Updated: July 28, 2021 10:15:41 am
The combination of casirivimab and imdevimab had shot to limelight last year after US President Donald Trump took it following his infection
When 48-year-old Dr Manisha Chhajed got infected with Covid-19 10 days back following a family wedding, she decided to go with the antibody cocktail of casirivimab and imdevimab, and could not believe the results. “On Day 3 of onset of symptoms and a Covid positive test report later, I took advice from experts and got the single dose of this cocktail. I started feeling better after 12 hours,” she said.
Dr Manisha is not the only one in her circle who is impressed by her quick recovery. At least five other members of her family also took the cocktail and recovered without much of a fuss.
The antibody cocktail, which shot to limelight last year after former US President Donald Trump took it following his infection, has found takers among several doctors in the city who are administering it to their patients and reporting faster recovery. The therapy, however, due to its prohibitive cost – Rs 60,000 for a single dose — is still far from being widely used.
“I had taken only a single dose of the Covid-19 vaccine (before I got infected) and had taken maximum precautions. However, despite limited number of guests at a close relative’s wedding, as many as 18 people who attended the event got infected with Covid-19,” said Dr Manisha, who, along with her husband, Dr Gautam, runs the 10-bed Yashshree Hospital at Marketyard.
“Early and prompt treatment was started and at least six persons took the antibody cocktail. Lungs were unaffected in all of us and blood tests also showed normal parameters. Both my 78-year-old father and 75-year-old mother, who had co-morbid conditions and were fully vaccinated, also took this cocktail and there were no major complaints,” she said, adding early diagnosis and treatment has helped in full recovery.
The antibody cocktail is used for treatment of mild to moderate Covid-19 among high-risk patients. As part of this therapy, monoclonal antibodies or laboratory-made proteins mimic the immune system’s ability to fight off harmful pathogens as viruses. The drug comes in a two-dose pack with one patient needing just one dose. It can be administered on an outpatient basis.
“We have administered the cocktail to three patients who had co-morbid conditions, and it has proved to be useful,” Dr Piyush Chaudhari, infectious diseases consultant with Jehangir Hospital, told The Indian Express. “The intended purpose of this cocktail is good. However, apart from the cost factor, (the other issue is) packaging which includes two doses and the other dose has to be used (on someone else) within 48 hours of opening it (the packet),” Dr Chaudhari said.
Dr Prachee Sathe, Director of the ICU at Ruby Hall Clinic, said the clinic has used the cocktail in some of its patients. “The potential role of the antibody cocktail can be considered as there is a slight window (between the catching of the infection and administering of the drug) to prevent deterioration of the infection among those who are not vaccinated,” Dr Sathe said.
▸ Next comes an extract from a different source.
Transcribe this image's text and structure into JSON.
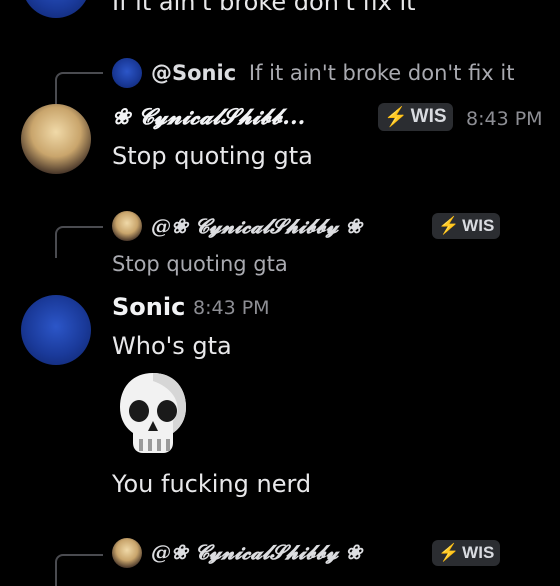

Dr Pradeep D’Costa, consultant in intensive care at KEM hospital, said the therapy can be more beneficial than convalescent plasma if used at the correct point of time. “The indication is for use in mild to moderate patients on OPD basis. However, it can also be beneficial in case that spectrum can be extended to within seven days of hospitalisation. For instance, four days ago, a patient who was on non-invasive ventilator and required 100 per cent oxygen was shifted out of the ICU after he was given the cocktail. He has dramatically improved since then,” Dr D’Costa said.
Dr Manisha and her husband Dr Gautam Chhajed who run a ten bed Yashshree hospital at Marketyard have been working tirelessly during the pandemic reaching out to more than 30,000 Covid affected patients through their MedicoHelpline and online counselling.
Dr Gautam, who is happy with faster recovery shown by his family members, said the affected persons who were not vaccinated had got themselves checked for antibodies. “Some had good levels, while others had less. Hence, we decided to go ahead with the antibody cocktail,” said Dr Gautam, adding none of the six people who took the cocktail required hospitalisation. “However, few other relatives, who had attended the wedding, were unvaccinated and had not availed of the antibody cocktail, had to get hospitalised due to considerable oxygen requirement,” he added.